Chris has been producing a plethora of useful detail parts in scale, using the revolutionary, innovative Shapeways process, when not shovelling snow delivered by blustery nor'easters or musing model railroading over a fine cup of coffee. This family man knows how to live, and I hereby renounce any Facebook comments I recently made that alluded to his squirrel-like attention span. Interests can be esoteric while exoteric; specialized at the same time spectral; shotgun not sniper; prolific approaching plethoric.
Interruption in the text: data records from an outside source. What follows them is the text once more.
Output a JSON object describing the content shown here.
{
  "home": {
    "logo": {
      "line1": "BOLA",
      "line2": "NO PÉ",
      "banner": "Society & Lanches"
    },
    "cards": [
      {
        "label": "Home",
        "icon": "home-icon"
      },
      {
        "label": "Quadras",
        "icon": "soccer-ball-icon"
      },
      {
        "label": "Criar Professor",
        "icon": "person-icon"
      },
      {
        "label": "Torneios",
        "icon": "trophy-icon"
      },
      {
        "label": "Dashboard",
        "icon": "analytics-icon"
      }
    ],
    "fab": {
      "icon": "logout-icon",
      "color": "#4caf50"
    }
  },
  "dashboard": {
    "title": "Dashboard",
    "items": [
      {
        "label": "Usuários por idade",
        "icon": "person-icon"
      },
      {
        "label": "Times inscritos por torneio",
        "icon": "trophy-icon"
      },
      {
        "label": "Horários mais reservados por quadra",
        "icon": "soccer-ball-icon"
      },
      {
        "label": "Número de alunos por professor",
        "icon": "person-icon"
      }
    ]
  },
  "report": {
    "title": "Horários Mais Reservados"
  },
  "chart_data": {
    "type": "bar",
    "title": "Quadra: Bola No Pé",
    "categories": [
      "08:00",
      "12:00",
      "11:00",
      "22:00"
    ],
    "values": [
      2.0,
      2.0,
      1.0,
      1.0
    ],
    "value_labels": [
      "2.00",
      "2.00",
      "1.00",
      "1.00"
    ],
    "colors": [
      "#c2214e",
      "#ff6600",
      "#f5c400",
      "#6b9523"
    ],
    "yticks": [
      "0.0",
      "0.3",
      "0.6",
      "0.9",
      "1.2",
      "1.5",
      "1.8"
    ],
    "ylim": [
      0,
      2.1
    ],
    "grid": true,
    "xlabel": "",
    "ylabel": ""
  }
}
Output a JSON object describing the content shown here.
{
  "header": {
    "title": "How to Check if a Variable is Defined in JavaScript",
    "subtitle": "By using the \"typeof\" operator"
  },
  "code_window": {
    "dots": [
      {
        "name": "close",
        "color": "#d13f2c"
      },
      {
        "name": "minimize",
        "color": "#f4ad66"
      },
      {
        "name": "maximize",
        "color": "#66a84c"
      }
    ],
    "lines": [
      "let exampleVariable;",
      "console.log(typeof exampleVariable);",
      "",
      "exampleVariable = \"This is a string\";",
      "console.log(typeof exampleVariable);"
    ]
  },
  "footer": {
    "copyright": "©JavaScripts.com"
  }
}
Fellow islander Taylor Main kindly sent a photo of an Agway feed mill, similar in many ways to Afgritech. The module was displayed at the recent Springfield, MA train show which Taylor attended. Even the track arrangement is similar:
From followed blogger Seth Godin - The End of Geography: Some of the most important inventions of the last hundred years: Air conditioning--which made it possible to do productive work in any climate Credit cards--which enabled transactions to take place at a distance Television--which homogenized 150 world cultures into just a few Federal Express and container ships--which made the transport of physical goods both dependable and insanely cheap The internet--which moved information from one end of the world to the other as easily as across the room Cell phones--which cut the wires If you're still betting on geography, on winning merely because you're local, I hope you have a special case in mind.